Alliance VITA a été auditionnée le mercredi 23 mai 2018 par le Conseil d’État dans le cadre de la révision de la loi bioéthique.

Par lettre du 6 décembre 2017, le Premier ministre a demandé au Conseil d’État de procéder à une étude sur « le cadrage juridique préalable au réexamen de la loi relative à la bioéthique ». Selon la même démarche entreprise pour l’élaboration des lois de 1994, 2004 et 2011, le gouvernement souhaite que le Conseil d’État puisse participer à la réflexion collective pour identifier des problématiques juridiques qui pourraient conduire à une évolution de la législation.

Tugdual Derville, Caroline Roux et Blanche Streb ont plaidé pour une bioéthique guidée par le respect de la vie et de la dignité des plus fragiles. Interrogés sur le déroulement des Etats généraux de la bioéthique, ils ont souligné la forte mobilisation citoyenne autour des repères protecteurs de l’enfant, estimant qu’il n’était pas envisageable que ce « rapport de conviction » soit ignoré au moment de l’élaboration du projet de loi.

En s’appuyant sur l’expérience des service d’aide et d’écoute (SOS Bébé et SOS Fin de vie), les représentants d’Alliance VITA ont plaidé pour une réelle évaluation des lois précédentes et de leurs incidences sur la vie des personnes plutôt qu’une fuite en avant vers toujours plus de technique. Cela concerne en particulier la question de l’infertilité (causes, prévention et thérapie réelle) et celle d’une annonce du handicap qui puisse favoriser l’accueil des personnes handicapées. Le risque majeur de la prochaine loi de bioéthique avec les revendications de « PMA pour toutes » ou encore de GPA serait que la France bascule vers un marché mondialisé de la procréation, remettant en cause le principe de non marchandisation du corps. Ils ont appelé à un sursaut éthique face à l’eugénisme, à la recherche détruisant l’embryon humain, et aux interventions sur le génome de l’embryon. La question de la fin de vie a été également abordée : Alliance VITA toujours vigilante face aux risques d’euthanasies masquées a salué les recommandations récentes de la Haute Autorité de Santé qui précisent et encadrent la pratique de la sédation.

Le Conseil d’Etat doit rendre son rapport d’ici fin juin 2018.
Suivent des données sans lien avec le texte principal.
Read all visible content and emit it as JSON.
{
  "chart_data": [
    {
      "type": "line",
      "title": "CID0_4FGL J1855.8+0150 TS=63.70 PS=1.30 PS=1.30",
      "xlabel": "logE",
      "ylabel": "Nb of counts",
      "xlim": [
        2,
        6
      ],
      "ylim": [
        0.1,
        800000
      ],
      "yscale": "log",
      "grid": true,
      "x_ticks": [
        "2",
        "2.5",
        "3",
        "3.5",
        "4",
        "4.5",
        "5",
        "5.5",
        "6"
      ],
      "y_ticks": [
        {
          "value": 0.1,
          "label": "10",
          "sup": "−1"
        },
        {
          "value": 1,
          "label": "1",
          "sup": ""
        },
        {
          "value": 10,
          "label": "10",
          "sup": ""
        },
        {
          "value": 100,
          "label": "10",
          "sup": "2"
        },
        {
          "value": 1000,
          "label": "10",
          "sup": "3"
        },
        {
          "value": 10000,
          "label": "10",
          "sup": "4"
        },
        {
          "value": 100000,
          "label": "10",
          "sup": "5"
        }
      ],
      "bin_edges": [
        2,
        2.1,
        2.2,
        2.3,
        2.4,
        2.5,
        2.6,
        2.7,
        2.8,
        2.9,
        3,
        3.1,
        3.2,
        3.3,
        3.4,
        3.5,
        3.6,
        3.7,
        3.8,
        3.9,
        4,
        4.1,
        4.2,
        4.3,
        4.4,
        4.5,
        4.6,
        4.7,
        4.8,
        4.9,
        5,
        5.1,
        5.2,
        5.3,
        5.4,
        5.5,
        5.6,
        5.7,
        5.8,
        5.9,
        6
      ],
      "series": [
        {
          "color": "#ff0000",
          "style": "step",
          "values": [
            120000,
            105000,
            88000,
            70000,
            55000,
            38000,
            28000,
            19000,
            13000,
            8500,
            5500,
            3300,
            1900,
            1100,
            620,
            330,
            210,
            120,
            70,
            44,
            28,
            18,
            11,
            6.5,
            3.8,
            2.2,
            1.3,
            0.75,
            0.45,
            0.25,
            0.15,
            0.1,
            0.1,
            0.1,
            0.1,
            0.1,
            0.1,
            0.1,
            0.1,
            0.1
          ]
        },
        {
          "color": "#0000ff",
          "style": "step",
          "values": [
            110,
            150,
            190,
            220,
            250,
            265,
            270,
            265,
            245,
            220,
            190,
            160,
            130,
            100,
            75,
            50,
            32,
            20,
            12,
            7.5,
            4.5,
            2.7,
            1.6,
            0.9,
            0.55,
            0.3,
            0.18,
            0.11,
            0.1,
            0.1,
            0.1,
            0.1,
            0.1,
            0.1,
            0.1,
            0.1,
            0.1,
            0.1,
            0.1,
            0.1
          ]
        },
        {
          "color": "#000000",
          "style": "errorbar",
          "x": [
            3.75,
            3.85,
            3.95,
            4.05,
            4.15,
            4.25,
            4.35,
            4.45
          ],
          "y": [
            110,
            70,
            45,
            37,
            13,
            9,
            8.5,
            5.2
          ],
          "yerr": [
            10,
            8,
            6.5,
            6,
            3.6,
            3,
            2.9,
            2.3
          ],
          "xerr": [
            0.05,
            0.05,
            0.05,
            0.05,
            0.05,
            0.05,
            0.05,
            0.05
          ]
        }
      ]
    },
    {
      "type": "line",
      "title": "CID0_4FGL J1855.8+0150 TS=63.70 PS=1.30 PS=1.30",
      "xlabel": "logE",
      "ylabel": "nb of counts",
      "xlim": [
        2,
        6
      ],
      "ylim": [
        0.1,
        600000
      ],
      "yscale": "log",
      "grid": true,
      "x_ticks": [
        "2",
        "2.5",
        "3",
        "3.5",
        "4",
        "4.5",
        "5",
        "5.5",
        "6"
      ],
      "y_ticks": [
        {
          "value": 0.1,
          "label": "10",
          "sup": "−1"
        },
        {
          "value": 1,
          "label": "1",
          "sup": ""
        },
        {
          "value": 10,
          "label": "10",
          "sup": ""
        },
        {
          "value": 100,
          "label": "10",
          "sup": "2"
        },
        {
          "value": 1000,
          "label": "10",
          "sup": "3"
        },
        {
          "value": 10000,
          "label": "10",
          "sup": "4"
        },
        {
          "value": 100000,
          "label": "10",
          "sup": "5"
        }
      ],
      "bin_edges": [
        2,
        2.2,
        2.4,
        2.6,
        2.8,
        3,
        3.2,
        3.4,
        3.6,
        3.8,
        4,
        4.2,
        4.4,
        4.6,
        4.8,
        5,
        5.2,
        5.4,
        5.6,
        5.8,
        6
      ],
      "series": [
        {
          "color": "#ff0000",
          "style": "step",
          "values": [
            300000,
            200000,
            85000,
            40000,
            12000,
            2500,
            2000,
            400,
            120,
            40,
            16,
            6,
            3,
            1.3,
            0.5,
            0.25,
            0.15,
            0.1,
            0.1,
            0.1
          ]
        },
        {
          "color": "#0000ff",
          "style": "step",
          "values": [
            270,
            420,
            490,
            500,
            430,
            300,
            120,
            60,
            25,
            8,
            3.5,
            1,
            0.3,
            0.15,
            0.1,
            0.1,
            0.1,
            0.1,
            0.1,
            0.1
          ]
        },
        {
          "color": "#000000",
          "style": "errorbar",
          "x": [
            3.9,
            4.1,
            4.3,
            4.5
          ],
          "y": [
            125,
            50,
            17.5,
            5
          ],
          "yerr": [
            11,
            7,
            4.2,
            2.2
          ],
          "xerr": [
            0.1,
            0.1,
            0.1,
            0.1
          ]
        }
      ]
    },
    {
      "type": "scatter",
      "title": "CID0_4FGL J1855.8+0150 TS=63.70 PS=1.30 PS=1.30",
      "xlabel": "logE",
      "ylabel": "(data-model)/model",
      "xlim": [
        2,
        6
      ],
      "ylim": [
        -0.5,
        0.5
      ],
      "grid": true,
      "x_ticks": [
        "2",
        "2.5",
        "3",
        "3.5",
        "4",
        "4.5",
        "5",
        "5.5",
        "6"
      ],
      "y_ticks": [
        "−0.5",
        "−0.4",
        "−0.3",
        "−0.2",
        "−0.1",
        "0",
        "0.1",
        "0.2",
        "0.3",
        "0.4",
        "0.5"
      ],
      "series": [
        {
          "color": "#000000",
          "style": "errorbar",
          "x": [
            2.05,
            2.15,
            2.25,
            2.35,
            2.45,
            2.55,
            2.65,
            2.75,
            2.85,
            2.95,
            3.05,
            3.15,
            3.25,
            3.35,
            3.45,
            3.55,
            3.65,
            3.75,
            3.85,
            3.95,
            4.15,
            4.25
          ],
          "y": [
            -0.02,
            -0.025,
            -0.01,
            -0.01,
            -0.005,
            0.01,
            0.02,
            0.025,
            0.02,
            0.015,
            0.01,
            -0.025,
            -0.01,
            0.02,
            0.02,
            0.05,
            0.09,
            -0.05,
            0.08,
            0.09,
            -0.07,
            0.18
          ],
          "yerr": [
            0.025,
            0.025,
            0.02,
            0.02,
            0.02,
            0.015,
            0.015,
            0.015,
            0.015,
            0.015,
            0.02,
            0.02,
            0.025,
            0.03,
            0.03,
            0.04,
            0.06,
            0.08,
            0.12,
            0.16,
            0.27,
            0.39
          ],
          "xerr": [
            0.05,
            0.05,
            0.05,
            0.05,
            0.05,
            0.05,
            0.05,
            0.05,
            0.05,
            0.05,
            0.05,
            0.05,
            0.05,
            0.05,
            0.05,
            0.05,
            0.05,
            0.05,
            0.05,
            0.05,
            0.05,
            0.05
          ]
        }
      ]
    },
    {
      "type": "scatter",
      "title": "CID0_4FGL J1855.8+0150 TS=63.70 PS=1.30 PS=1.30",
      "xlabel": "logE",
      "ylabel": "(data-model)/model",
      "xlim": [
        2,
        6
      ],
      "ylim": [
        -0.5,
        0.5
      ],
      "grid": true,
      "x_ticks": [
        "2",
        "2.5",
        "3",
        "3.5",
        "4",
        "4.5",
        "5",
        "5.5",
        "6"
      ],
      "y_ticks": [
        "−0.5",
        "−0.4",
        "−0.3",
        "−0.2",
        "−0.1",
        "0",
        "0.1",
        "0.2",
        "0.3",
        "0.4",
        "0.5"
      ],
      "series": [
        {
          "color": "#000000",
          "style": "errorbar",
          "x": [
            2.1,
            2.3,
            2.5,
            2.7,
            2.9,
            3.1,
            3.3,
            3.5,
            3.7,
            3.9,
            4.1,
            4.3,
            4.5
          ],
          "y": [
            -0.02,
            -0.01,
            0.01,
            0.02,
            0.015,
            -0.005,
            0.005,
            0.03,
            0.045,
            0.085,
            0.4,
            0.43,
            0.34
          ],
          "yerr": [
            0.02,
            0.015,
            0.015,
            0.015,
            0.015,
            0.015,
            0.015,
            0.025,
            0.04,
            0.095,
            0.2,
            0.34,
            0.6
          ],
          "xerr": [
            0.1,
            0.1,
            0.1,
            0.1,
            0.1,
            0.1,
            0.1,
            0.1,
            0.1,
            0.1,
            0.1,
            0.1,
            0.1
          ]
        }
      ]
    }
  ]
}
Pour mémoire : Alliance VITA a été auditionnée par le Comité consultatif national d’éthique le 8 mars dernier dans le cadre des états généraux de la bioéthique, par l’Académie de médecine sur les aspects médicaux de la PMA hors infertilité médicale procréation en janvier 2018 , par le Conseil économique social et environnemental en 2017 et la commission des affaires sociales de l’Assemblée nationale sur la fin de vie en avril 2018.